Whites expected deferential treatment from blacks. Speaking out of turn or looking at a white person the “wrong way” could get a black person killed. Nobles recounted a story from the late 1930s of a young black man waiting for his luggage to be unloaded from a bus in Alabama. “He didn’t say ‘yessir’ to the bus driver,” Nobles said. “The bus driver called the cop. The cop killed him; he said [the passenger] had a knife. No knife was found. The violation was the notion that he had somehow acted out of line. He was not sufficiently deferential.”
Black mistrust of the police remains deep to this day, particularly in the South, Nobles said. Racial animus can spur fear of blacks on the part of whites and sometimes lead them to “self-deputize” themselves in public places to “discipline” unruly behavior. Statements from whites such as “he doesn’t belong in this neighborhood,” “the music is too loud,” or “you look irritated” are indicative of this tendency, Nobles said.
After recent questionable killings of blacks, Nobles said, there has been an implicit conclusion “that the victim was out of line, so that in some way their death was deserved or, more insidiously, that they were somehow complicit in their own death.”

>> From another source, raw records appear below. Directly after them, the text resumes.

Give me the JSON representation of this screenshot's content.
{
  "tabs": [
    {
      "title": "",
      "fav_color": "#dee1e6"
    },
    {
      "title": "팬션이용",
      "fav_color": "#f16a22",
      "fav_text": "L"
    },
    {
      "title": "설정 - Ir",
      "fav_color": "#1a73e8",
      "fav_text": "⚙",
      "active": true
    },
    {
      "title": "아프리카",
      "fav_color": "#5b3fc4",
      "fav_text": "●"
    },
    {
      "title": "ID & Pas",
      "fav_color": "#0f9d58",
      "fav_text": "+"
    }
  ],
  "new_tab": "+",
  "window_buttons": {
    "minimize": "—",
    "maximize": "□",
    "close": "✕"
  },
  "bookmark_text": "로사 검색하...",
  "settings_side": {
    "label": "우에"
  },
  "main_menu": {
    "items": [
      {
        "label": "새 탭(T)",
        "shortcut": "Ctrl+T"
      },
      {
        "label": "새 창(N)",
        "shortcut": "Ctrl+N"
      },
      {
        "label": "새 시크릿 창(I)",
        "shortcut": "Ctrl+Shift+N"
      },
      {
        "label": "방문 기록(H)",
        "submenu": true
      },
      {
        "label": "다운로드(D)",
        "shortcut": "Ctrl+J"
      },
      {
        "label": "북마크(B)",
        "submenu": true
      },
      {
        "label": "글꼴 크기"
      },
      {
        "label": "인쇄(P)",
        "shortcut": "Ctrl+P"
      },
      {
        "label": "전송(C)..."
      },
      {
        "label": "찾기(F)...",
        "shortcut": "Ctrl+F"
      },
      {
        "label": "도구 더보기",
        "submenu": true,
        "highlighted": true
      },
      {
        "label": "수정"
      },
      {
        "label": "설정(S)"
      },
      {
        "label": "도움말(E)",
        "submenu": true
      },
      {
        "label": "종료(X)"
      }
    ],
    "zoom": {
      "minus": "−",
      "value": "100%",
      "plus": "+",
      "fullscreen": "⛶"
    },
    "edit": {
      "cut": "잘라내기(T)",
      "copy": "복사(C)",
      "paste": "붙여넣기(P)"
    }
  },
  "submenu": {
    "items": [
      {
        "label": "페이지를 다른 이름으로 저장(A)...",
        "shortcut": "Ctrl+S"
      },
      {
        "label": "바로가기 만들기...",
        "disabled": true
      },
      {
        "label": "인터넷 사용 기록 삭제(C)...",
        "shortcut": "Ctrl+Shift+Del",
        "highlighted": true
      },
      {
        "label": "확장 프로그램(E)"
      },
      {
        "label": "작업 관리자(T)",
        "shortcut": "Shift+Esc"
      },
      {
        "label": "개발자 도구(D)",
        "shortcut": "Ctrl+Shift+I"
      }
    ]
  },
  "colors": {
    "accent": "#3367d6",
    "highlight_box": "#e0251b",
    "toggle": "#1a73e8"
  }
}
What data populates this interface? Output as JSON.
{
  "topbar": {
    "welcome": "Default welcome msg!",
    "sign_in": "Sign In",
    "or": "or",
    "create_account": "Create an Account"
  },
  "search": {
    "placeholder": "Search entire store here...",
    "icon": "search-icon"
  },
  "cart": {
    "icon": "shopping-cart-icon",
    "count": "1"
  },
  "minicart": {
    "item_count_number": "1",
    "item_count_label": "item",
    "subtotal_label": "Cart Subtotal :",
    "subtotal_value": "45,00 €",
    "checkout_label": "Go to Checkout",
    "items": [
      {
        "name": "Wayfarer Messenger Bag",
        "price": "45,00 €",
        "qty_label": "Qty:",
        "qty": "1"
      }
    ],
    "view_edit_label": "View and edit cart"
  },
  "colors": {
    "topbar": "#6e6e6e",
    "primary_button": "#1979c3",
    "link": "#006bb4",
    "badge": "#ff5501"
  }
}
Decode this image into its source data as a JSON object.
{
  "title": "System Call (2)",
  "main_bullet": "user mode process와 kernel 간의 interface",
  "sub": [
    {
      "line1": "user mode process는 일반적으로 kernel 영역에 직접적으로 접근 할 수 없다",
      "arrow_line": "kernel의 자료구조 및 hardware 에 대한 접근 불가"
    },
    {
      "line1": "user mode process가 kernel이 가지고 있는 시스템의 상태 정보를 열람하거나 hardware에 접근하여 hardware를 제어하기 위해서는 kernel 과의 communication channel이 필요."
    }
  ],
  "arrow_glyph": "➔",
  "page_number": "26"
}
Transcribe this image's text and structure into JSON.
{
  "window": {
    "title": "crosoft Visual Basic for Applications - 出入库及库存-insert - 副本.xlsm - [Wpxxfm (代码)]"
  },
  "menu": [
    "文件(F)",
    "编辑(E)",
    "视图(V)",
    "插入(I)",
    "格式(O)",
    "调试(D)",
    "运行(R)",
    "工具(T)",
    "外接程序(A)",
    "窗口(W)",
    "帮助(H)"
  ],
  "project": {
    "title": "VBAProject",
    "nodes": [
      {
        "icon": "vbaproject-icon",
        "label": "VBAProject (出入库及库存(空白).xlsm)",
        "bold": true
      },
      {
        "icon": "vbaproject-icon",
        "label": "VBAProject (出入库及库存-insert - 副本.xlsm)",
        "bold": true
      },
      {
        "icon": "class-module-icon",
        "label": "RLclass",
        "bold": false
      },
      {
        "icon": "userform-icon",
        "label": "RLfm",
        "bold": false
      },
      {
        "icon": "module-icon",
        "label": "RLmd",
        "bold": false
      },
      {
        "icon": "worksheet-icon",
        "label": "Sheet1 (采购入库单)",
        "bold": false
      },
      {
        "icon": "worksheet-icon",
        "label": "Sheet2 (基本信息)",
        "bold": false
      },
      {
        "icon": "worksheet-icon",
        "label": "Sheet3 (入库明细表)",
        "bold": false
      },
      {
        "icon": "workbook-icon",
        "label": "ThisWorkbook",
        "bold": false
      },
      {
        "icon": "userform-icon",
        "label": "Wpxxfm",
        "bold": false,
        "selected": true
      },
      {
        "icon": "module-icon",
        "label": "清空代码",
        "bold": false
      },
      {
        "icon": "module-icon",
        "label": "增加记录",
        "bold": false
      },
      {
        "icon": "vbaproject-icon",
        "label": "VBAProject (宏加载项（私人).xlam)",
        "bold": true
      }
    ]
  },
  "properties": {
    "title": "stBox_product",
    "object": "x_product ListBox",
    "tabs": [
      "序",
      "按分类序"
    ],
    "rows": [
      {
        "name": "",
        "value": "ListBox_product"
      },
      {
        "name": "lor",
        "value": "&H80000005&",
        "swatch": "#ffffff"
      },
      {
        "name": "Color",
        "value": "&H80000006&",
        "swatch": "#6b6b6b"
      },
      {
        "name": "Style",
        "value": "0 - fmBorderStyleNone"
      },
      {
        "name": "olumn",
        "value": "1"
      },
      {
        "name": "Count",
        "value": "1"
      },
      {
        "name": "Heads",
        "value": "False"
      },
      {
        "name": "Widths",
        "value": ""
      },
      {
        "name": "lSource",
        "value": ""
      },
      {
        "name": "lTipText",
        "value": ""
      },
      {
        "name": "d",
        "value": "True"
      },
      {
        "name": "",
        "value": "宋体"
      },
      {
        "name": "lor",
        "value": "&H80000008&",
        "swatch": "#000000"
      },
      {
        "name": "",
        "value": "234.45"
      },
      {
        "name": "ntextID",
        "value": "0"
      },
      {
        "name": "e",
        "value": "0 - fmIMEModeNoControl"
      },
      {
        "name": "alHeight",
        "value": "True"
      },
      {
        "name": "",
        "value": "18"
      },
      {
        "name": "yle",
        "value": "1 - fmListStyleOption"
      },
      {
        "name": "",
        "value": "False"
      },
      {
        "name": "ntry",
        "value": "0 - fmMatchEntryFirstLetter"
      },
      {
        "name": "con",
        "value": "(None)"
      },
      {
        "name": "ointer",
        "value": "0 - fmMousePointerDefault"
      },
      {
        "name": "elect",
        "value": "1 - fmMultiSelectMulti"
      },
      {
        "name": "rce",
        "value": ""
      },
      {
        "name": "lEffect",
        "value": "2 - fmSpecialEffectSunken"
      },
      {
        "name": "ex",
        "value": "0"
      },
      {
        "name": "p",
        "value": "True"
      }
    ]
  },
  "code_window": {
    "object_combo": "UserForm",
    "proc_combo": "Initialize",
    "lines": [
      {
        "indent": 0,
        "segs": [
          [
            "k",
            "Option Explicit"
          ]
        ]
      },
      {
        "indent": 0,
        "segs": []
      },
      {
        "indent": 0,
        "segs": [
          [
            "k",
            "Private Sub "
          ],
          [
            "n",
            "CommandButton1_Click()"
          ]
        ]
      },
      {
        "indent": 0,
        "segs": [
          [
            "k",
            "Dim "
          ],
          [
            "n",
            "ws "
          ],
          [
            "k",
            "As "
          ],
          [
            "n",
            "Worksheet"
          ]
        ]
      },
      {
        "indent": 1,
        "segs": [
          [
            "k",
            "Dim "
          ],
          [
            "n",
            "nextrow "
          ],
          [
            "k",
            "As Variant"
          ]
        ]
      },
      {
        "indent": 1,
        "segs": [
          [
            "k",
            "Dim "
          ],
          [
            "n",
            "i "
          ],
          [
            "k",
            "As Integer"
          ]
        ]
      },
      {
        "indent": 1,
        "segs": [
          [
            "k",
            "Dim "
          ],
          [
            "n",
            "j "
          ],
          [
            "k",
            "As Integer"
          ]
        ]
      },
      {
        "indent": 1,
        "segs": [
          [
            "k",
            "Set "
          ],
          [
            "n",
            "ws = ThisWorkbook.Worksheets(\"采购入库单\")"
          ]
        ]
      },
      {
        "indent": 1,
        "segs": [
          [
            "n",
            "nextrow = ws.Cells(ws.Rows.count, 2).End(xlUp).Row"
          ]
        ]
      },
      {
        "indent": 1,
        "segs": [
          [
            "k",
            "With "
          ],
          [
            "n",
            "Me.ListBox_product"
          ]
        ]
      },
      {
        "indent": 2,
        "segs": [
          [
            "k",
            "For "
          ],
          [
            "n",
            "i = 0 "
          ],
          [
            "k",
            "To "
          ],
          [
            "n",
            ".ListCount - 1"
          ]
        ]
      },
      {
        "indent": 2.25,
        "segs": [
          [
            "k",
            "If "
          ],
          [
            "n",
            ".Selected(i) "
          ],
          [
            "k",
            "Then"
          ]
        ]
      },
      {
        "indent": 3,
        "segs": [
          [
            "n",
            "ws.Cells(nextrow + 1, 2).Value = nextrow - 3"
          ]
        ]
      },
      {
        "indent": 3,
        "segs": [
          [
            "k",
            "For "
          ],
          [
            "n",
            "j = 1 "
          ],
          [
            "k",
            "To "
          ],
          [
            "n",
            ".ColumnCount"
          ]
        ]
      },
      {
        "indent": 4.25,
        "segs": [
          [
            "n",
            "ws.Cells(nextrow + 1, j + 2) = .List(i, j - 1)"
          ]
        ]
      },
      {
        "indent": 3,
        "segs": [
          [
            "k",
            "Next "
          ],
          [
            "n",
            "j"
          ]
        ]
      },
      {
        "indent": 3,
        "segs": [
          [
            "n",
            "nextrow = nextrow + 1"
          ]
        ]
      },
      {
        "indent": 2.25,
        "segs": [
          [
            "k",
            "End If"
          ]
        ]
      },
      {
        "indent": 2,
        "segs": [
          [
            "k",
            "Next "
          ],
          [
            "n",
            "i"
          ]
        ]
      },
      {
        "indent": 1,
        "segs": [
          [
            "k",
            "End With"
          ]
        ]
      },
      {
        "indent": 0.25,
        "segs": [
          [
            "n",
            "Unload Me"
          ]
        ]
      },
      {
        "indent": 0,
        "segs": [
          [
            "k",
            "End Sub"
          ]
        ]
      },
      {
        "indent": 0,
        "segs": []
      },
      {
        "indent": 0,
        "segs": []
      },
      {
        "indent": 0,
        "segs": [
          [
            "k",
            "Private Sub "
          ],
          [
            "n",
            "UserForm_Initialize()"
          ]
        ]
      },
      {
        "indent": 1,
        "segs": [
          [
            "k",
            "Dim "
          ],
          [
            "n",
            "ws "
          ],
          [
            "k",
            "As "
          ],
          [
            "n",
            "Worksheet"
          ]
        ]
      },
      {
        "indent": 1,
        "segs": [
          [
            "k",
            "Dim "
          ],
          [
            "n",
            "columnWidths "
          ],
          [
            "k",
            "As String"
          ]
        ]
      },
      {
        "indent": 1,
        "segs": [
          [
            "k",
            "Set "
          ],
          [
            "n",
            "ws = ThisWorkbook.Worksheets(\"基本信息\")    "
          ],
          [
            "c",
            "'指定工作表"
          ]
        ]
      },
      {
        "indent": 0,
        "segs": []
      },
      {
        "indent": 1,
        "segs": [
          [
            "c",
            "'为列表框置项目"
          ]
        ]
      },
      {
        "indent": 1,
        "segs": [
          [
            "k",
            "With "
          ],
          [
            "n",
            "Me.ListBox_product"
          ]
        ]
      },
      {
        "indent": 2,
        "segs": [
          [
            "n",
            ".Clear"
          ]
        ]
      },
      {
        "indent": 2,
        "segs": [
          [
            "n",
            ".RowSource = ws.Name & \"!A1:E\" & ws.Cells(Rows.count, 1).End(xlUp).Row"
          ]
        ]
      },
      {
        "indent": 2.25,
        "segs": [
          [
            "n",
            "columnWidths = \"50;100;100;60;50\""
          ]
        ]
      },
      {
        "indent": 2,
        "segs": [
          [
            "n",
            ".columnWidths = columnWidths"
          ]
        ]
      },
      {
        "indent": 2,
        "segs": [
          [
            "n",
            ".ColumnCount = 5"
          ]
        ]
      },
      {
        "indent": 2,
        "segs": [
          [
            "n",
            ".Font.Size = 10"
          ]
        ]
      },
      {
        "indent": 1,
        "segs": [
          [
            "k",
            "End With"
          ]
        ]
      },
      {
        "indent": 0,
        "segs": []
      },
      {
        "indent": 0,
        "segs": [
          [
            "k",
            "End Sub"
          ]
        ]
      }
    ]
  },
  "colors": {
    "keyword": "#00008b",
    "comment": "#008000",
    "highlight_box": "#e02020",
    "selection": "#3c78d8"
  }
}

Referring to the recent death of Sandra Bland after a seemingly routine traffic stop in Waller County, Texas—Bland was found dead in a jail cell three days later—Nobles said, “You drive your car and don’t signal changing lanes. A simple act and then you wind up dead? How is this?” (On the same day as Nobles’ talk, Bland’s death was ruled a suicide by Texas officials. A group of outside lawyers is now assisting the state investigation; the FBI and the Texas Rangers are also investigating.)
Guns and poverty
The prevalence of guns in America, as well as economic disparities, are both contributing to the racial violence faced by blacks, Nobles said.
“It’s clear that if you have guns, people will use them,” she said. “And in the states where you have these ‘right-to-defend-yourself’ laws, it puts too much power in the hands of the individual person”—especially given whites’ sometimes low threshold for feeling threatened by blacks, Nobles said.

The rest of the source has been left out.